Valais Tourisme appuie la campagne de Suisse Tourisme, qu’il participe à financer. Pour la visibilité» et la «relance», Vincent Bornet compte aussi sur le voyage de presse destiné aux médias internationaux lancé par Suisse Tourisme depuis le Valais en août (180 journalistes à la découvertes des montagnes suisses et des sites de l’Unesco).

Première destination touristique du pays, le tourisme des Grisons contribue aussi à la campagne de Suisse Tourisme (150’000 francs). Dans cette grande région de l’Est de la Suisse, on s’attend à une saison aussi bonne que l’été 2007, selon Gieri Spescha, responsable de la communication.

Pour la suite, «Graubünden Ferien» vient de toucher un budget exceptionnel de 750’000 francs du canton pour promouvoir l’automne et l’hiver grison (wellness/familles). Mais sur le marché suisse uniquement (70% à 80% des clients sont Suisses et Allemands).

Ratisser large

Avec sa campagne à quinze millions, Suisse Tourisme veut ratisser large. L’organisme cible tous les budgets, tous les segments, avec toute la palette de l’offre touristique suisse. A des conditions avantageuses, mais pas systématiquement à prix cassés, précise Véronique Kanel.

Elle explique, en effet, qu’avec la crise, la guerre du marketing entre les pays-destinations touristiques s’est durcie sur le critère des prix. Les Allemands, les Français et les Italiens comme les autres sont appâtés partout, y compris à domicile.

Mais Suisse Tourisme évite de transiger sur un trait cardinal de la destination suisse, comme le résume Véronique Kanel: «Le message donné aux prestataires touristiques est de ne pas axer les offres uniquement sur les prix, mais aussi sur les prestations. La Suisse ne peut pas se battre uniquement sur les prix, il faut aussi la qualité.»

Pierre-François Besson, swissinfo.ch

Les Suisses représentent 42% des nuitées de l’hôtellerie suisse (2008), l’Allemagne 16%, la France 4% et l’Italie 3%.

Pour les seuls hôtes étrangers, l’Allemagne pèse quelque 29% des nuitées, la France 7% et l’Italie 5%.

Selon les chiffres fournis par Suisse Tourisme, voici la ventilation des 15 millions pour la vaste offensive promotionnelle:

Eté 2009: 4 millions de francs pour la Suisse, 3 pour l’Allemagne, 1,75 pour la France et 1,5 pour l’Italie.

Hiver 2009/2010: 2 millions pour la Suisse, 1,5 pour l’Allemagne, 0,75 pour la France, 0,5 pour l’Italie.

ST. Entreprise publique (220 collaborateurs en Suisse et dans 28 pays), Suisse Tourisme (ST) vise à promouvoir l’offre touristique pour la Suisse, pays de voyages, de vacances et de congrès, à l’intérieur comme à l’étranger.

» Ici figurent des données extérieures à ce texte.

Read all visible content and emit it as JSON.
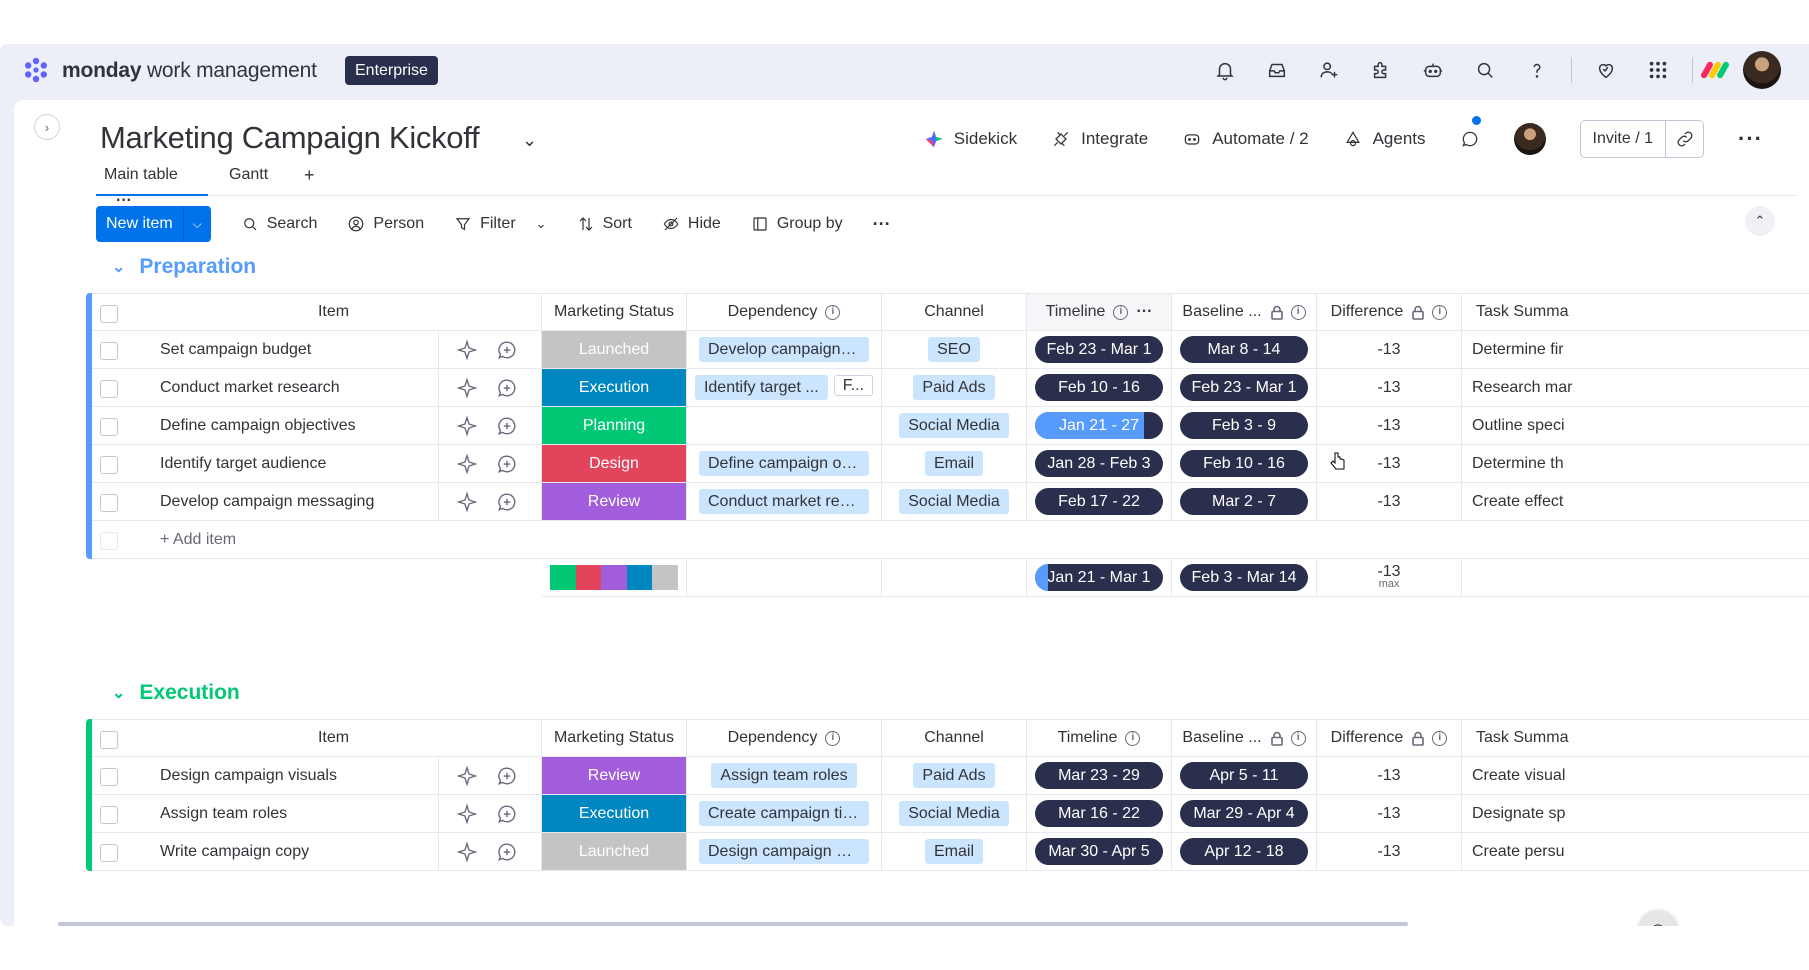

But. Sa principale mission est de développer des programmes de marketing stimulant la demande et de valoriser, sur les marchés internationaux, une image de marque forte de la Suisse touristique.

4e. En Suisse, le tourisme est la 4e branche d’exportation (les touristes étrangers en Suisse dans la balance des paiements) et génère 10% de l’emploi.

Résultat. Les hôtes étrangers ont dépensé 15,6 milliards de francs en Suisse l’an dernier, soit presque un milliard de plus que l’année précédente (+6,7%).

. Les Grisons ont été la région la plus prisée en 2008 (6 millions de nuitées), devant la région zurichoise (plus de 4 millions), le Valais (idem) et l’Oberland bernois.